After being told by the landowner of the church building at the end of last year that he could not trade there, Robert's work ground to a halt.

He lived out of the van for months until May, after his vehicle – along with several others – were handed written warnings to leave the site issued by United Reformed Church Ltd.

The chef then moved the van outside of Shirley Baptist Church just off Shirley Road, before finding temporary accommodation in the city centre, where he has been for the last three weeks.

However, on Saturday, June 8, Robert’s food truck was seized by police for having no tax and no insurance.

Robert has been fined £255 and the vehicle impounded, with an additional £26 accumulating for each day that goes by.

But the father-of-11 says he cannot afford to pay the fine without being able to get his van back and his business started again - and has begged for the police to take pity on him, despite breaking the rules.

He said: “I’m 64-years-old, what job am I going to find at this time of my life?

“The food truck is everything I have; my passion is cooking.”

Robert, known as Mike to his friends, emigrated to the UK in 1989 and was previously a chef at the Marriott Hotel.

Robert previously owned another food trailer that was stolen in 2010 and bought his modified prison van during the Covid-19 pandemic when his late mother left him some money in her will.

“She’d be turning in her grave,” said Robert.

He added: “I’ve never been in trouble like this before.

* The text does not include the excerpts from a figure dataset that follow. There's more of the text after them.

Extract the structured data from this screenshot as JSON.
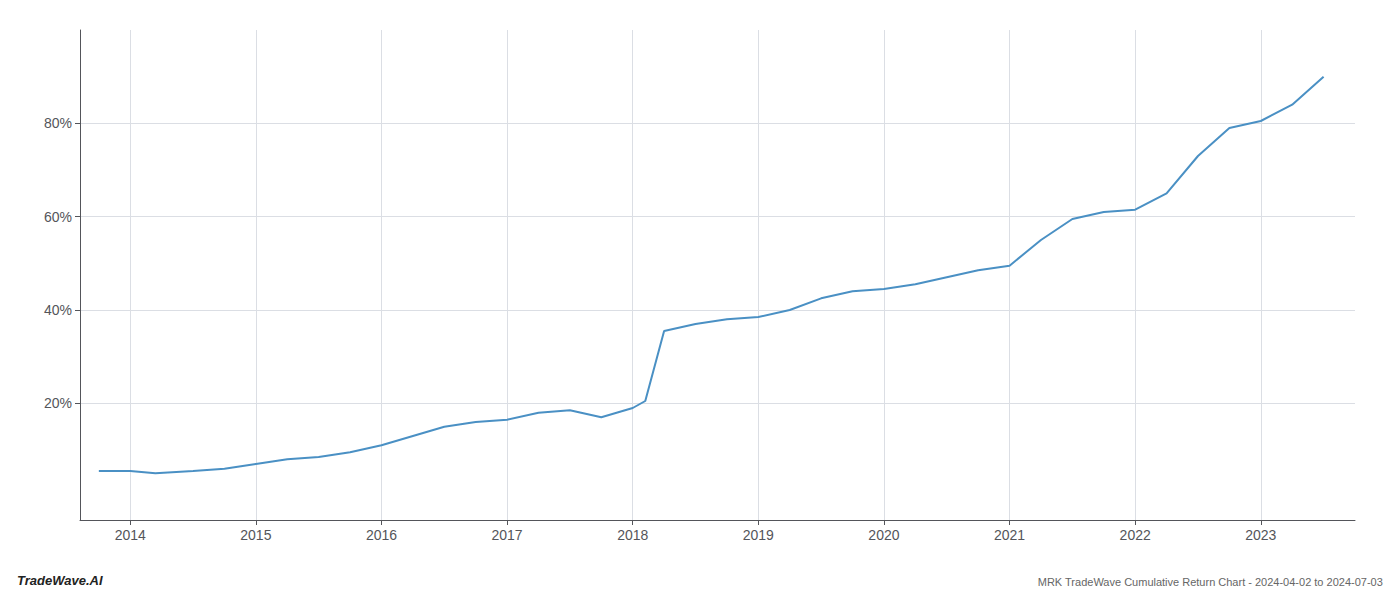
{
  "chart_data": {
    "type": "line",
    "color": "#4a90c4",
    "grid": true,
    "annotations": [
      "TradeWave.AI",
      "MRK TradeWave Cumulative Return Chart - 2024-04-02 to 2024-07-03"
    ],
    "x": [
      2013.75,
      2014.0,
      2014.2,
      2014.5,
      2014.75,
      2015.0,
      2015.25,
      2015.5,
      2015.75,
      2016.0,
      2016.25,
      2016.5,
      2016.75,
      2017.0,
      2017.25,
      2017.5,
      2017.75,
      2018.0,
      2018.1,
      2018.25,
      2018.5,
      2018.75,
      2019.0,
      2019.25,
      2019.5,
      2019.75,
      2020.0,
      2020.25,
      2020.5,
      2020.75,
      2021.0,
      2021.25,
      2021.5,
      2021.75,
      2022.0,
      2022.25,
      2022.5,
      2022.75,
      2023.0,
      2023.25,
      2023.5
    ],
    "values": [
      5.5,
      5.5,
      5.0,
      5.5,
      6.0,
      7.0,
      8.0,
      8.5,
      9.5,
      11.0,
      13.0,
      15.0,
      16.0,
      16.5,
      18.0,
      18.5,
      17.0,
      19.0,
      20.5,
      35.5,
      37.0,
      38.0,
      38.5,
      40.0,
      42.5,
      44.0,
      44.5,
      45.5,
      47.0,
      48.5,
      49.5,
      55.0,
      59.5,
      61.0,
      61.5,
      65.0,
      73.0,
      79.0,
      80.5,
      84.0,
      90.0
    ],
    "xlim": [
      2013.6,
      2023.75
    ],
    "ylim": [
      -5,
      100
    ],
    "xticks": [
      2014,
      2015,
      2016,
      2017,
      2018,
      2019,
      2020,
      2021,
      2022,
      2023
    ],
    "yticks": [
      {
        "value": 20,
        "label": "20%"
      },
      {
        "value": 40,
        "label": "40%"
      },
      {
        "value": 60,
        "label": "60%"
      },
      {
        "value": 80,
        "label": "80%"
      }
    ]
  }
}
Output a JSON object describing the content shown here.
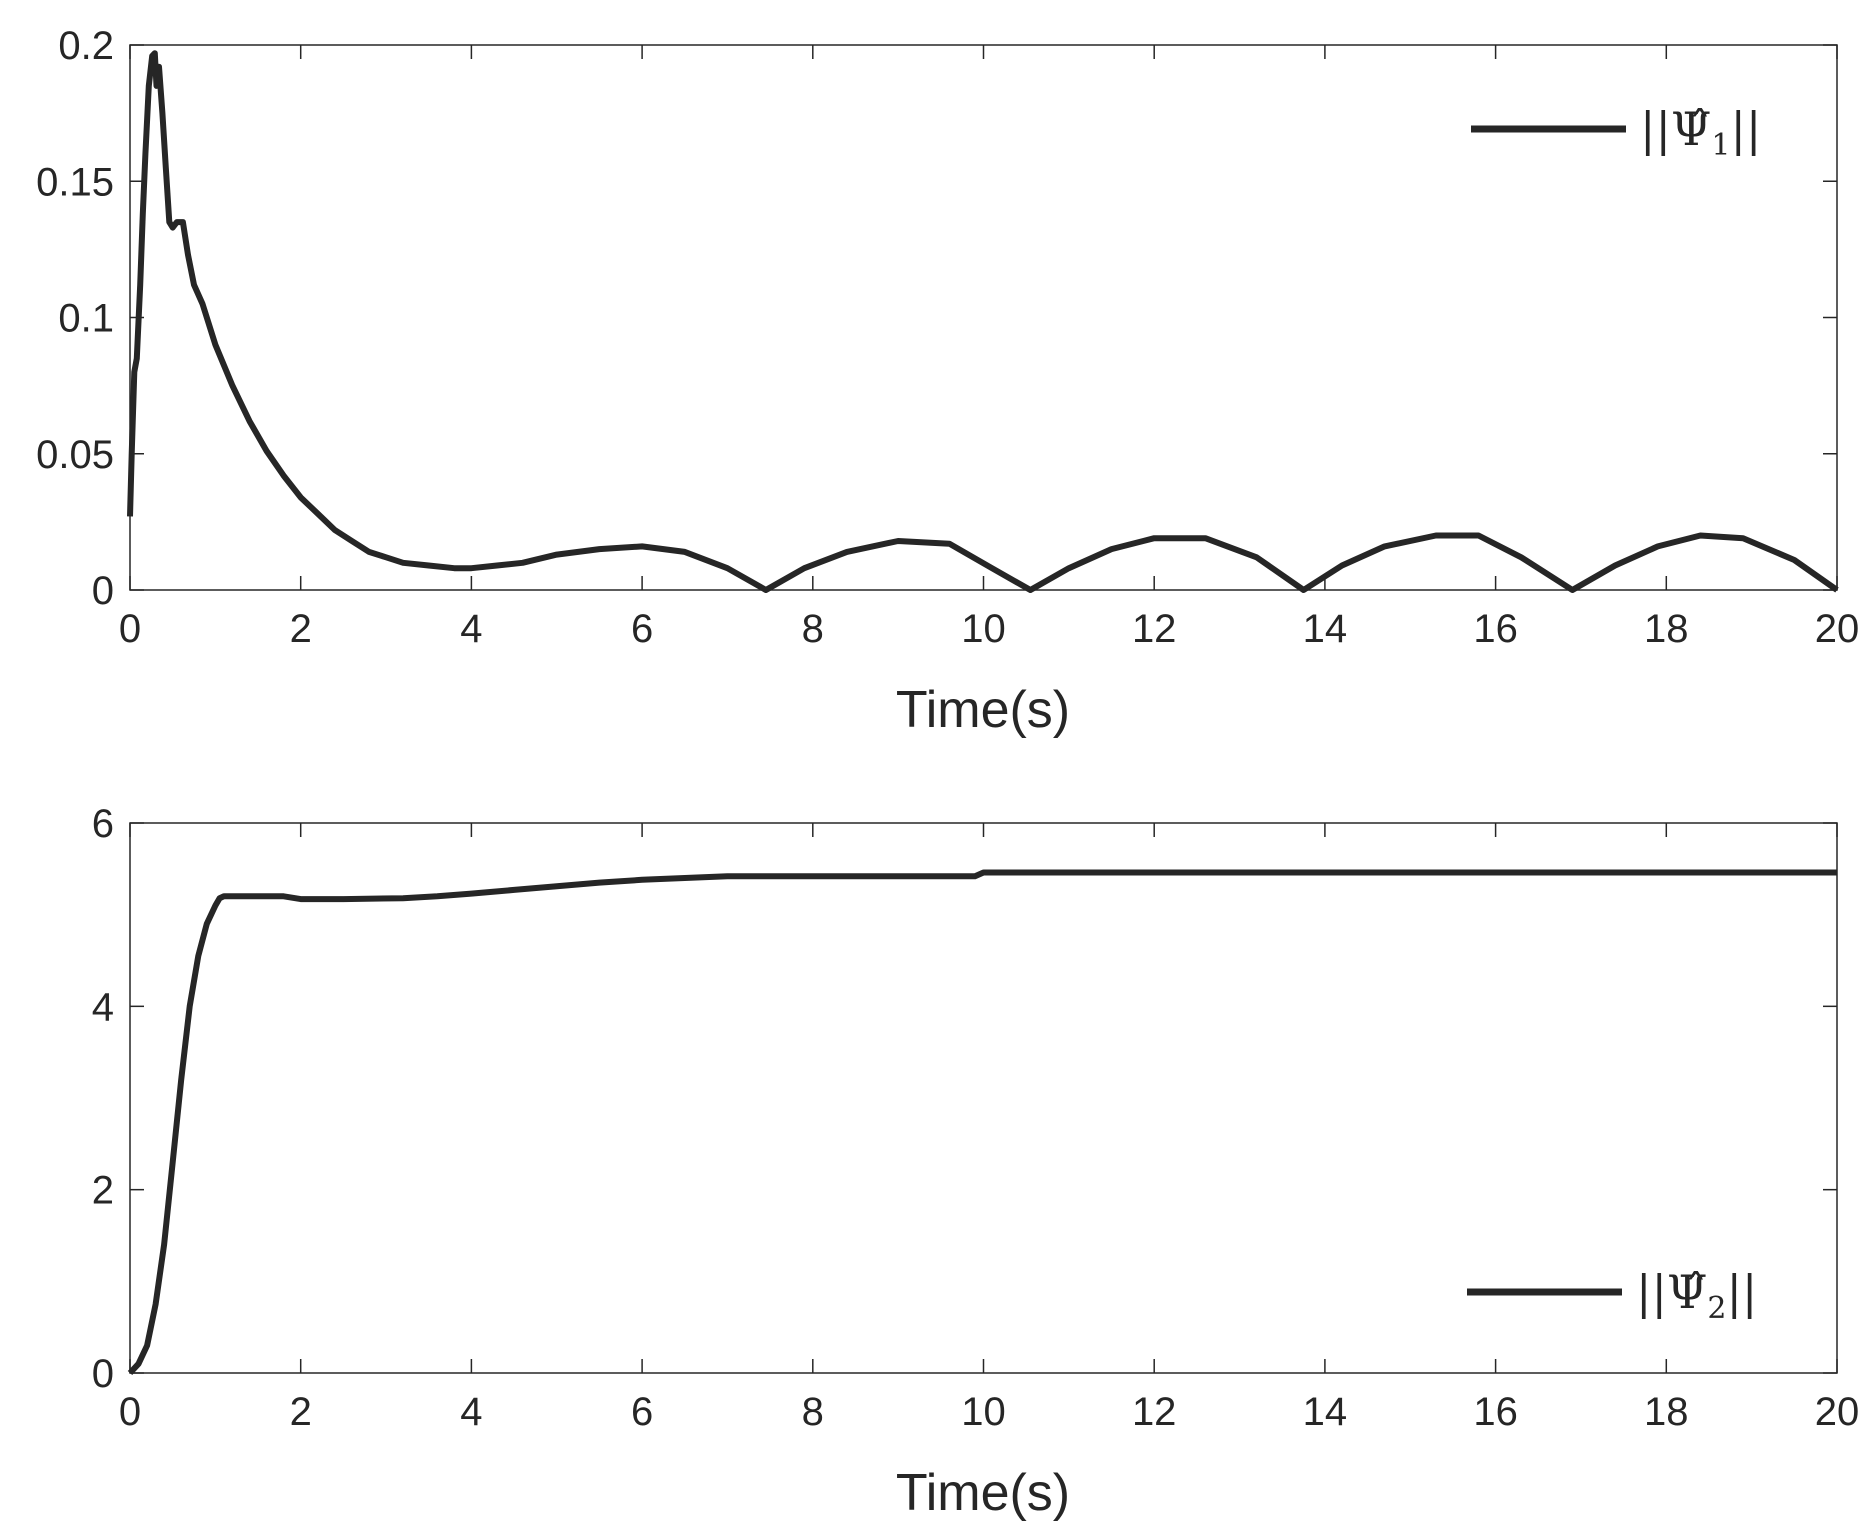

“In Jamaica or even America, this sort of attitude of wanting to work and earn the money would be applauded, but at the moment there’s nothing I can do – it’s my whole livelihood at stake.”

In a statement, a spokesperson for Hampshire Police confirmed to the Echo: “We attended Shirley High Street at around 12.40pm on Saturday (June 8) and seized a van for having no insurance, MOT or tax.

“We have been in contact with the owner of the van regarding the seizure.”